Giving Compass' Take:

• NaTakallam is an organization that pairs refugees with people who want to practice their language skills and displaced people can speak to K-12 classes about their experiences. 

• How can donors support refugee empowerment organizations and programming?

• Read about how this photographer tells refugee stories by taking photos of their possessions. 


In Jill Armstrong’s social studies classes, when students learn about other countries, they don’t just learn from textbooks and news articles, which she says can seem abstract and elusive to teenagers.
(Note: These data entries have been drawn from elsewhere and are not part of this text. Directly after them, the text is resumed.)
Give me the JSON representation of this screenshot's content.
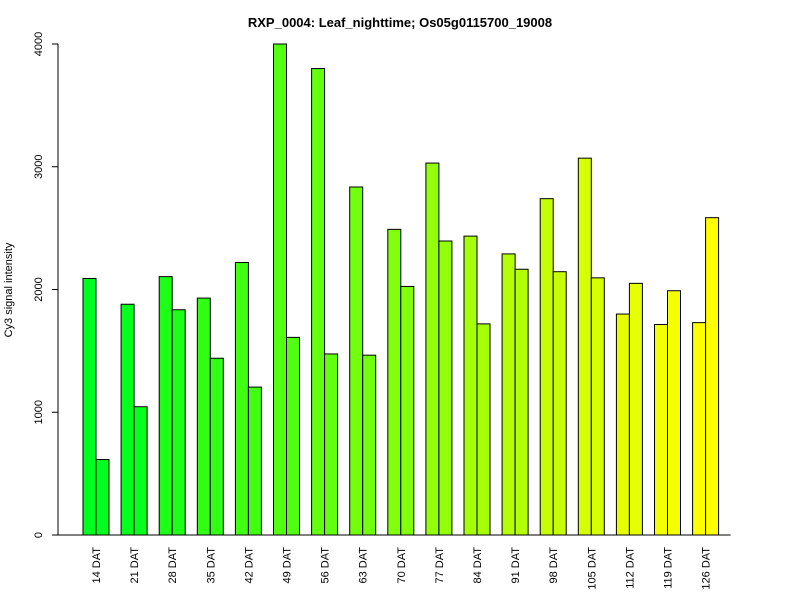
{
  "chart_data": {
    "type": "bar",
    "title": "RXP_0004: Leaf_nighttime; Os05g0115700_19008",
    "xlabel": "",
    "ylabel": "Cy3 signal intensity",
    "ylim": [
      0,
      4000
    ],
    "yticks": [
      0,
      1000,
      2000,
      3000,
      4000
    ],
    "grid": false,
    "categories": [
      "14 DAT",
      "21 DAT",
      "28 DAT",
      "35 DAT",
      "42 DAT",
      "49 DAT",
      "56 DAT",
      "63 DAT",
      "70 DAT",
      "77 DAT",
      "84 DAT",
      "91 DAT",
      "98 DAT",
      "105 DAT",
      "112 DAT",
      "119 DAT",
      "126 DAT"
    ],
    "series": [
      {
        "values": [
          2090,
          1880,
          2105,
          1930,
          2220,
          4000,
          3800,
          2835,
          2490,
          3030,
          2435,
          2290,
          2740,
          3070,
          1800,
          1715,
          1730
        ]
      },
      {
        "values": [
          615,
          1045,
          1835,
          1440,
          1205,
          1610,
          1475,
          1465,
          2025,
          2395,
          1720,
          2165,
          2145,
          2095,
          2050,
          1990,
          2585
        ]
      }
    ],
    "colors": [
      "#00ff21",
      "#07ff1d",
      "#1eff17",
      "#30ff14",
      "#41ff12",
      "#52ff10",
      "#62ff0f",
      "#72ff0d",
      "#82ff0b",
      "#93ff09",
      "#a4ff07",
      "#b5ff06",
      "#c6ff05",
      "#d6ff04",
      "#e6ff03",
      "#f4ff02",
      "#ffff00"
    ]
  }
}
Armstrong, who teaches at a high school in Eastern Kentucky, likes to weave in “that human aspect, because it makes it more real,” she says.

Case in point: About once a week for the last several months, Armstrong’s humanities students have participated in an hour-long conversation with Ghenwah Kharbeet, a 28-year-old Syrian refugee—only, the students are in class in the tiny town of Greenup, Ky., and Kharbeet is 5,000 miles away in Turkey.
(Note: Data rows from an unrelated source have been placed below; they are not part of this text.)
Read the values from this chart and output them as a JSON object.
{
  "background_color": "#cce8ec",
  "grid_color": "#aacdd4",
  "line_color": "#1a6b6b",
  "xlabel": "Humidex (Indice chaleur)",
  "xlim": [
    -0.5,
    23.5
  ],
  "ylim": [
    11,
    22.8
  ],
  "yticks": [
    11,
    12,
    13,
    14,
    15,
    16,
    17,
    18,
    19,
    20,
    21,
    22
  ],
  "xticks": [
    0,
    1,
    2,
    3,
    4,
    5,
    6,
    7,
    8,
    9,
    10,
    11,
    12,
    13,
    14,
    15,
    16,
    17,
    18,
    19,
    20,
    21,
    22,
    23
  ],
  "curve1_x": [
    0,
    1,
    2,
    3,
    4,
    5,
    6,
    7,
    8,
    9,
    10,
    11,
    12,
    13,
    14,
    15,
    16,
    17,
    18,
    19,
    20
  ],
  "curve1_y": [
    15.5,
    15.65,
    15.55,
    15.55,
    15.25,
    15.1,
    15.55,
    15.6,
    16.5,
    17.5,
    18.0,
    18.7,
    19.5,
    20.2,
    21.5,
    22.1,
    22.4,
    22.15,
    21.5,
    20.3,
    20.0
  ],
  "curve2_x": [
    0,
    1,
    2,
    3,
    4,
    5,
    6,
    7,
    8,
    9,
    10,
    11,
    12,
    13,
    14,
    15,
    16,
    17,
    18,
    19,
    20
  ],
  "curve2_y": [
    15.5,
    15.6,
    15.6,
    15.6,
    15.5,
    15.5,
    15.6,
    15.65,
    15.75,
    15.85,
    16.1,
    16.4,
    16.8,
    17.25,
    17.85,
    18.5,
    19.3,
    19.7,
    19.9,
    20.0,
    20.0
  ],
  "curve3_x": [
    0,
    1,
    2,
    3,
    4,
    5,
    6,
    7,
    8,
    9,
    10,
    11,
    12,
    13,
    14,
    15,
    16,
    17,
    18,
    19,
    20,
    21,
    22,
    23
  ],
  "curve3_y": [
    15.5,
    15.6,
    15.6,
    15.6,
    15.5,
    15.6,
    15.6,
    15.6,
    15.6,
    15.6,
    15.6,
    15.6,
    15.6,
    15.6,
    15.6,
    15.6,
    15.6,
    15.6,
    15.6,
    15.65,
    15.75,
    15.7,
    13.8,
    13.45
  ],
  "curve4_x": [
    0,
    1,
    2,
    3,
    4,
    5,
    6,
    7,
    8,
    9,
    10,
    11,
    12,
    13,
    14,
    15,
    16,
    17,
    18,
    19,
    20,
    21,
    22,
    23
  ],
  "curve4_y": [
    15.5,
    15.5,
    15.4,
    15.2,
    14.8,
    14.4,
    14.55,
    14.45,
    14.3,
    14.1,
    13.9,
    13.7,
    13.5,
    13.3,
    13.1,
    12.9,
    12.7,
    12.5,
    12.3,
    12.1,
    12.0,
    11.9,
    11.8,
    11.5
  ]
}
During their time together, Kharbeet, whose face is projected on a SMART Board at the front of the classroom, urges the students to ask her anything, and they do.
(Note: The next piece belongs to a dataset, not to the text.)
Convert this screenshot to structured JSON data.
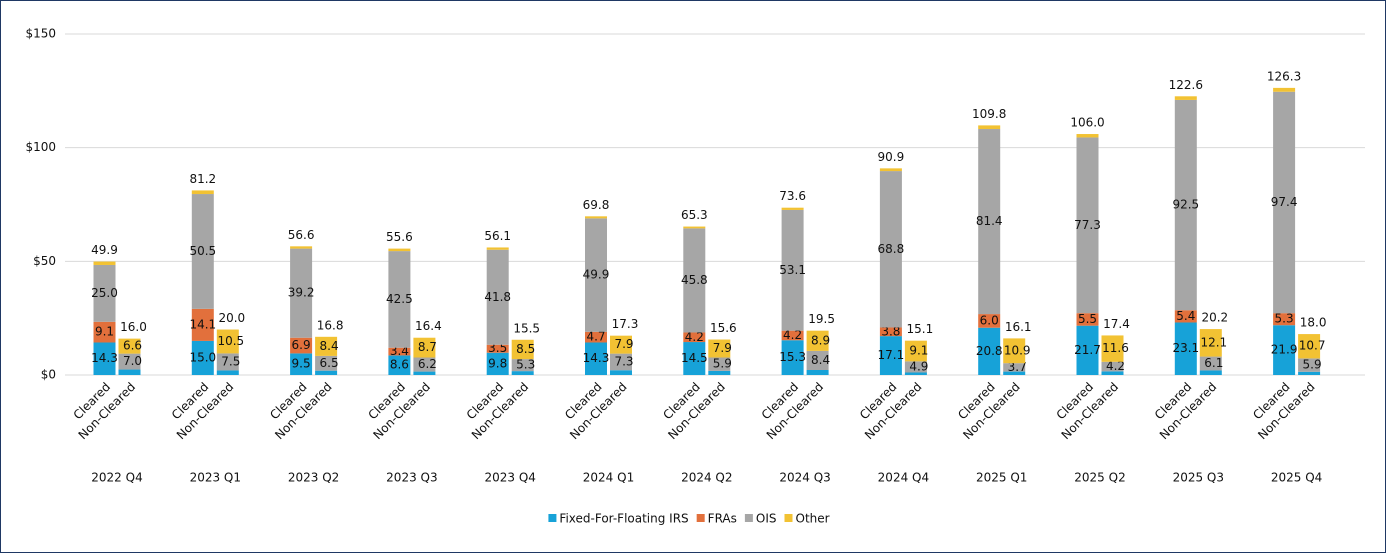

“I really have become more passionate about global awareness and getting my students to see the world beyond what we have here, in Eastern Kentucky,” Armstrong says. “I tell them, you know, the whole concept of why we learn about other countries is to understand and be knowledgeable. You don’t have to agree. But it’s about understanding and learning and growing.”

Armstrong met Kharbeet through NaTakallam (Arabic for “we speak”), an organization that connects displaced persons with learners all over the world who want to practice their language skills or find out more about a different culture, then compensates them for their work.

NaTakallam was founded in 2015, when Aline Sara, a Lebanese-American graduate student at Columbia University, was struggling to find someone with whom she could practice her conversational Arabic.

Since then, NaTakallam has expanded to offer lessons in four different languages and has hired displaced persons from more than 10 countries, including Syria, Iran, Venezuela and the Democratic Republic of the Congo.